Gartner MDM Conference
I just got back from the Gartner MDM Conference. I learned a lot and had the chance to talk to a lot of people about MDM and what they are doing in their organizations. Maybe it was because of the sample I happened to talk to but it seems like a lot of people are interested in MDM but not a lot of them have projects in place. I assume that’s an indication of the state of the MDM industry – while some people have been doing MDM for several years, the mainstream is just now feeling the need to learn about MDM.
One thing I learned that explains some confused conversations I’ve had with several people is that Gartner is using some of the same terms I have been using to describe MDM but using them to mean very different things. I don’t think I disagree with what they’re saying but I think some translation between their terms and the terms I have used might help. The main point of confusion is in what Gartner calls the styles of MDM. The way I describe the MDM Hub contents uses different terms but I think in general we’re talking about the same things:
Registry Style – store references to master data. Data continues to reside at source system. Data quality controlled at source. Bidirectional data flow (into the hub and from the hub out into the source systems).
Registry Style – pretty much the same concept and obviously the same term
Coexistence Style – Data as well as references to source systems stored in the master data repository. Data quality controlled at both the source and the MDM hub.

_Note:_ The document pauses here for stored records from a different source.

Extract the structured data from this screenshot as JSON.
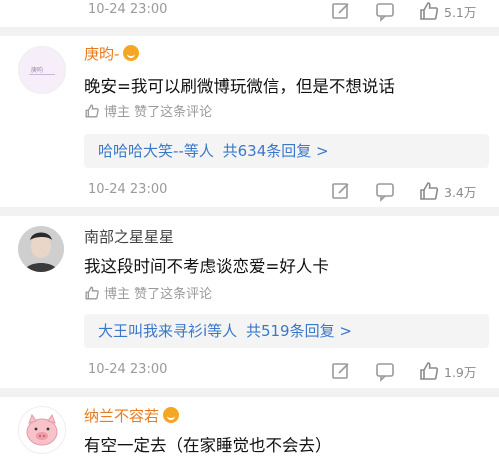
{
  "comments": [
    {
      "time": "10-24 23:00",
      "actions": {
        "edit_icon": "square-edit",
        "comment_icon": "speech-bubble",
        "like_icon": "thumbs-up",
        "like_count": "5.1万"
      }
    },
    {
      "author": "庚昀-",
      "author_style": "vip",
      "text": "晚安=我可以刷微博玩微信，但是不想说话",
      "liked_by": "博主 赞了这条评论",
      "reply_summary": {
        "names": "哈哈哈大笑--等人",
        "count": "共634条回复 >"
      },
      "time": "10-24 23:00",
      "actions": {
        "edit_icon": "square-edit",
        "comment_icon": "speech-bubble",
        "like_icon": "thumbs-up",
        "like_count": "3.4万"
      }
    },
    {
      "author": "南部之星星星",
      "author_style": "plain",
      "text": "我这段时间不考虑谈恋爱=好人卡",
      "liked_by": "博主 赞了这条评论",
      "reply_summary": {
        "names": "大王叫我来寻衫i等人",
        "count": "共519条回复 >"
      },
      "time": "10-24 23:00",
      "actions": {
        "edit_icon": "square-edit",
        "comment_icon": "speech-bubble",
        "like_icon": "thumbs-up",
        "like_count": "1.9万"
      }
    },
    {
      "author": "纳兰不容若",
      "author_style": "vip",
      "text": "有空一定去（在家睡觉也不会去）"
    }
  ],
  "colors": {
    "vip_name": "#e87b1e",
    "link": "#3a78c9",
    "meta": "#9a9a9a"
  }
}
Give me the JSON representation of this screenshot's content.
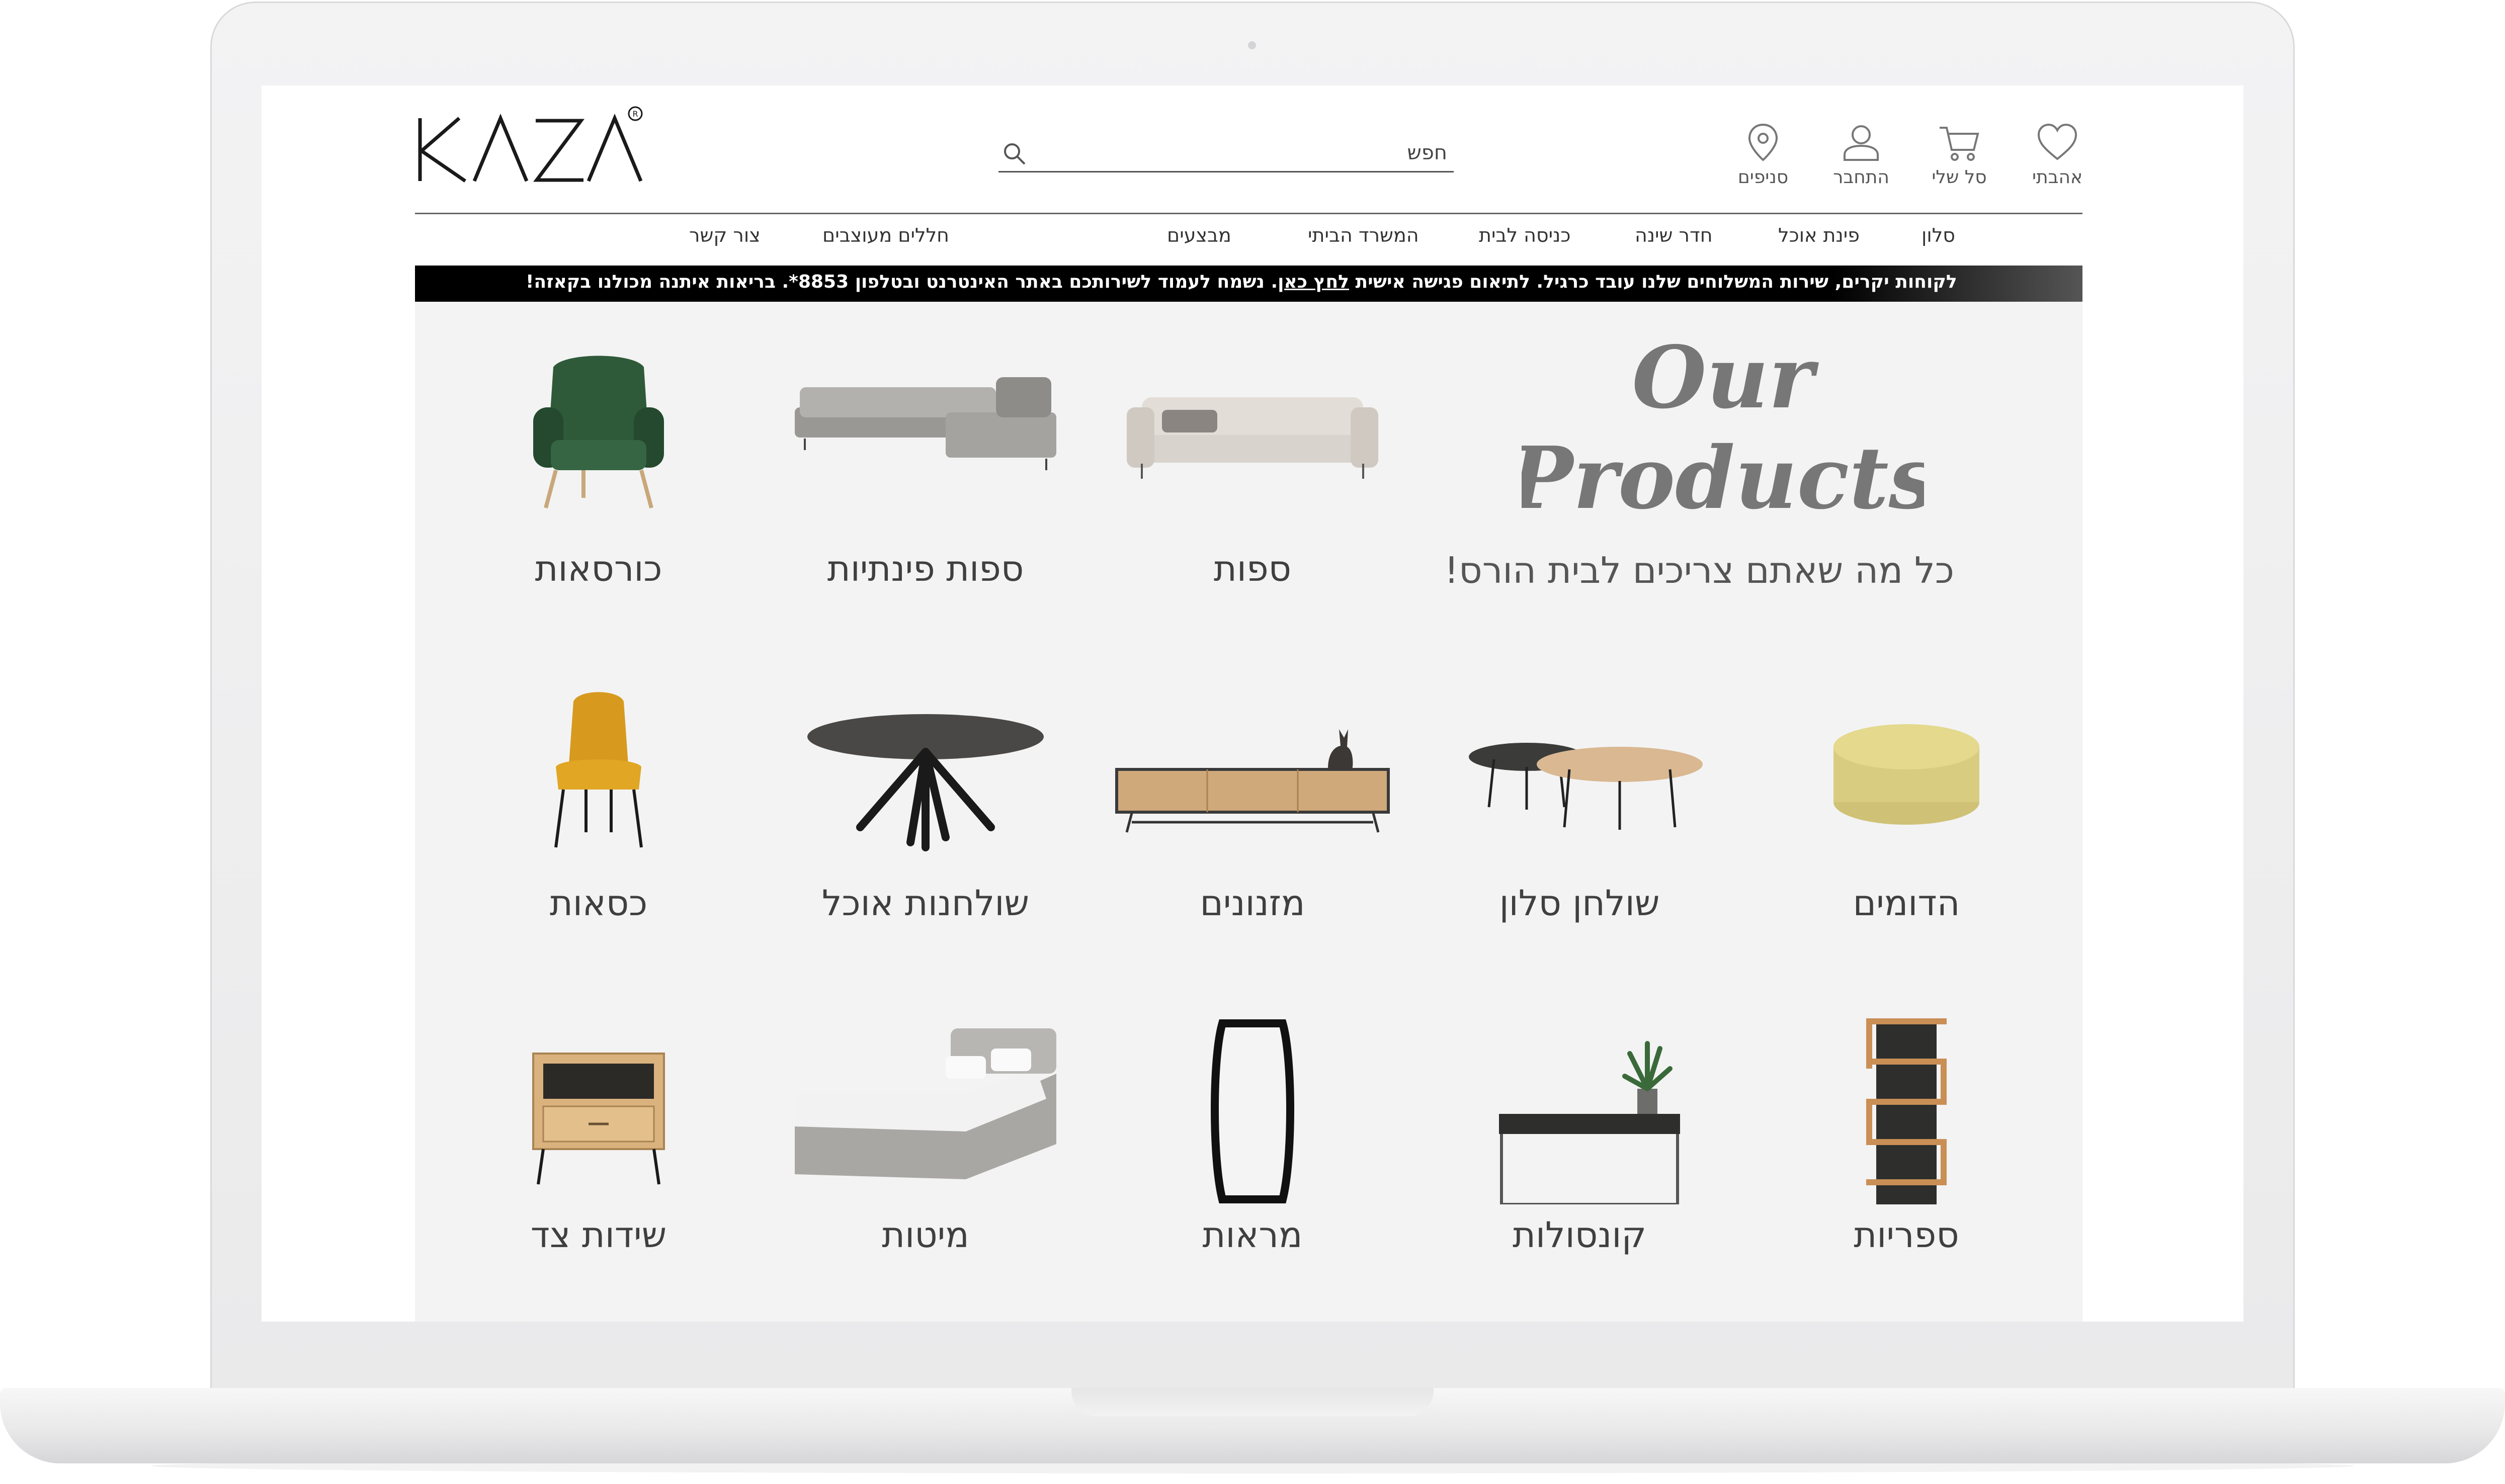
{
  "brand": {
    "logo_text": "KAZA",
    "registered_mark": "®"
  },
  "header": {
    "icons": [
      {
        "name": "heart-icon",
        "label": "אהבתי"
      },
      {
        "name": "cart-icon",
        "label": "סל שלי"
      },
      {
        "name": "user-icon",
        "label": "התחבר"
      },
      {
        "name": "location-pin-icon",
        "label": "סניפים"
      }
    ],
    "search": {
      "placeholder": "חפש",
      "icon": "search-icon"
    }
  },
  "main_nav": [
    "סלון",
    "פינת אוכל",
    "חדר שינה",
    "כניסה לבית",
    "המשרד הביתי",
    "מבצעים",
    "חללים מעוצבים",
    "צור קשר"
  ],
  "announcement": {
    "before_link": "לקוחות יקרים, שירות המשלוחים שלנו עובד כרגיל. לתיאום פגישה אישית",
    "link": "לחץ כאן",
    "after_link": ". נשמח לעמוד לשירותכם באתר האינטרנט ובטלפון 8853*. בריאות איתנה מכולנו בקאזה!"
  },
  "hero": {
    "script_line1": "Our",
    "script_line2": "Products",
    "subtitle": "כל מה שאתם צריכים לבית הורס!"
  },
  "categories": [
    {
      "label": "ספות",
      "icon": "sofa-icon"
    },
    {
      "label": "ספות פינתיות",
      "icon": "corner-sofa-icon"
    },
    {
      "label": "כורסאות",
      "icon": "armchair-icon"
    },
    {
      "label": "הדומים",
      "icon": "pouf-icon"
    },
    {
      "label": "שולחן סלון",
      "icon": "coffee-table-icon"
    },
    {
      "label": "מזנונים",
      "icon": "tv-stand-icon"
    },
    {
      "label": "שולחנות אוכל",
      "icon": "dining-table-icon"
    },
    {
      "label": "כסאות",
      "icon": "chair-icon"
    },
    {
      "label": "ספריות",
      "icon": "bookshelf-icon"
    },
    {
      "label": "קונסולות",
      "icon": "console-icon"
    },
    {
      "label": "מראות",
      "icon": "mirror-icon"
    },
    {
      "label": "מיטות",
      "icon": "bed-icon"
    },
    {
      "label": "שידות צד",
      "icon": "nightstand-icon"
    }
  ]
}
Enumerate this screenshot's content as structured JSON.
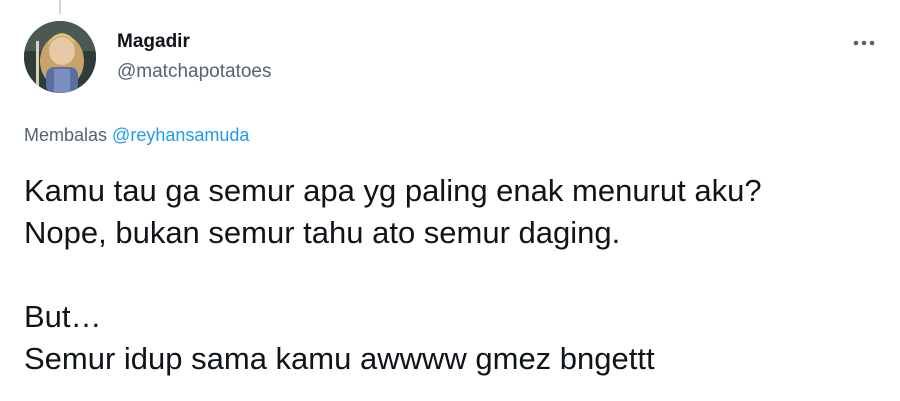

Bidirectional data flow (into the hub and from the hub out into the source systems).
Hybrid Style – again, pretty much the same definition but with a different label. We agree that there’s often a natural progression from the registry style to the hybrid or coexistence style.
Transaction style – Master Data resides solely at the MDM repository. All application use MDM as their source of master data directly.
Repository Style – again, pretty much the same thing with a different name. I think there some disagreement on how practical this style is.
Consolidation Style – MDM repository just a destination for master data. One directional flow into the MDM repository – data never goes back into the source systems. This style used only for analysis.
I’ve never really talked about this style of MDM repository. Quite a few MDM project start out using MDM primarily for analytical data so I suppose this might make sense but I look at this as a minor variation of the hybrid style so I haven’t talked about it as a separate style.
As you can see, I’m pretty much totally in agreement with the Gartner style classification but I have been using different terms. I’m not sure what to do about this. If I change to use the Gartner terms, I may confuse people who have been reading my articles for a while. On the other hand, I think it’s pretty obvious why some people have been in violent disagreement with my analytical MDM is really the same as transactional MDM stance. I have been talking about two different uses of MDM data while using the Gartner meaning of the terms, they are two different kinds of MDM repository. I think I am going to change my terms in this case to analytical and operational uses of master data because transactional has two different meanings.